The Hunter stood, slower this time. “The human killed several Hunters and threatened death to Hunter Leader. He released Hunter Leader so Hunter Leader would take message back to all Hunters to avoid the ship with Ugly Offspring.”
“Damn right,” Max muttered even though no one could hear him. Several aliens did glance at him. The Hunter sat and the judge’s platform started to rotate again.
An enormous alien stood. “Human Max hit my tentacle,” he said before sitting. Damn. That was the guy who had tried to push past them on the boardwalk. Max had stepped on one of his tentacles. Okay, maybe it had been a stomp, but still. It seemed strange to come to court to tattle about something like that. Aliens were odd.

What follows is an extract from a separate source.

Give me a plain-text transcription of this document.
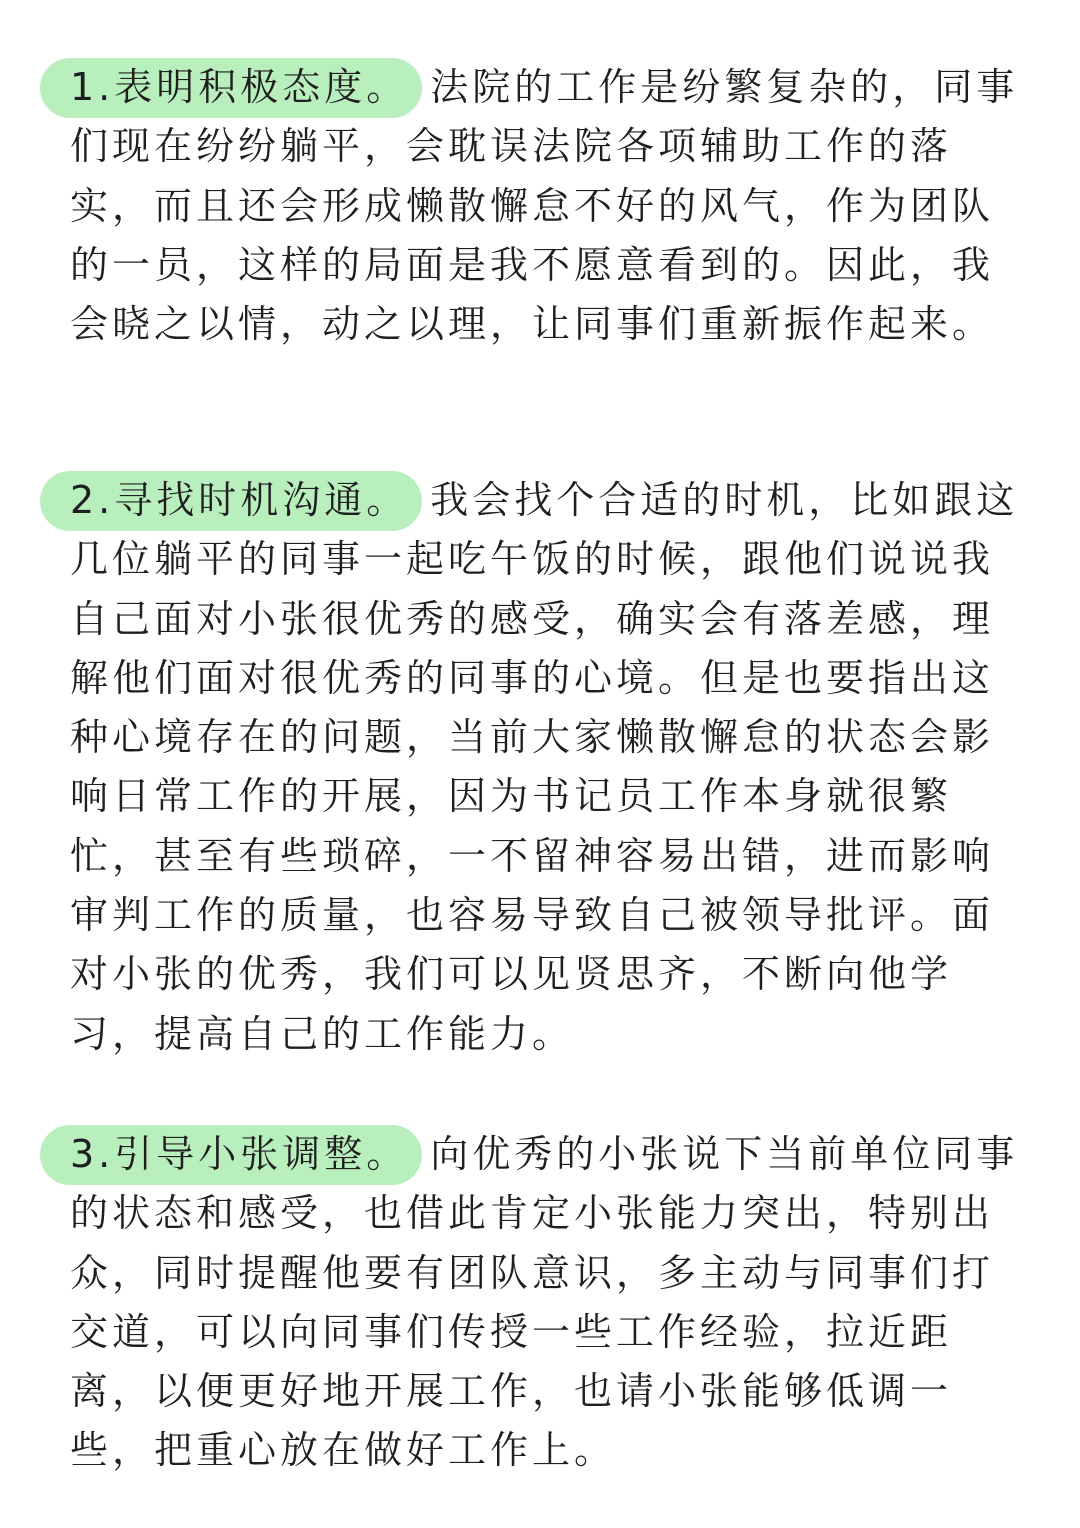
1.表明积极态度。 法院的工作是纷繁复杂的，同事们现在纷纷躺平，会耽误法院各项辅助工作的落实，而且还会形成懒散懈怠不好的风气，作为团队的一员，这样的局面是我不愿意看到的。因此，我会晓之以情，动之以理，让同事们重新振作起来。

2.寻找时机沟通。 我会找个合适的时机，比如跟这几位躺平的同事一起吃午饭的时候，跟他们说说我自己面对小张很优秀的感受，确实会有落差感，理解他们面对很优秀的同事的心境。但是也要指出这种心境存在的问题，当前大家懒散懈怠的状态会影响日常工作的开展，因为书记员工作本身就很繁忙，甚至有些琐碎，一不留神容易出错，进而影响审判工作的质量，也容易导致自己被领导批评。面对小张的优秀，我们可以见贤思齐，不断向他学习，提高自己的工作能力。

3.引导小张调整。 向优秀的小张说下当前单位同事的状态和感受，也借此肯定小张能力突出，特别出众，同时提醒他要有团队意识，多主动与同事们打交道，可以向同事们传授一些工作经验，拉近距离，以便更好地开展工作，也请小张能够低调一些，把重心放在做好工作上。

One of Bundy’s customers stood and testified about Max’s accuracy with weapons. Every time someone fell silent, the judge was facing away from Max, and he suspected that was intentional. People didn’t want to hear what he had to say, but Max had a right to speak his mind. Or he didn’t because this was an alien legal system and they had never heard of Miranda or the Constitution, but damn it, Max wanted to speak his mind.
He leaned forward, ready to leap from his seat, given the opportunity, but it never came. Instead alien after alien testified about Max’s threats to cut off limbs and his habit of stepping on tentacles and his proficiency with weapons. This was going sideways. Rick had a right to two lifetimes of I-told-you-so.
Squirming in his seat, Max watched another alien sit, and then Kohei shot up even though he wasn’t directly in front of the judge. However, no one said anything. Kohei waited until the judge had rotated the last degree or two before he told the story of Xander’s birth and how Rick and Max had to keep him moving. He described such weird details, like how Max would stand in the water until the oils had washed away from his skin and the water soaked into his cells so his skin wrinkled. Personally, Max considered wrinkled skin pretty damn normal. He liked baths.
However, more and more, aliens turned to study Max. He was starting to feel like a bug pinned on a board.
Kohei rotated his largest eye toward Max and waited until the judge was turned in Max’s direction before he sat.
Blessing Kohei’s insight and strategy, Max leapt up. If he was going to be condemned as a psychopath instead of a moron, he had a few things to say to these aliens. And they were damn well going to listen. Hopefully.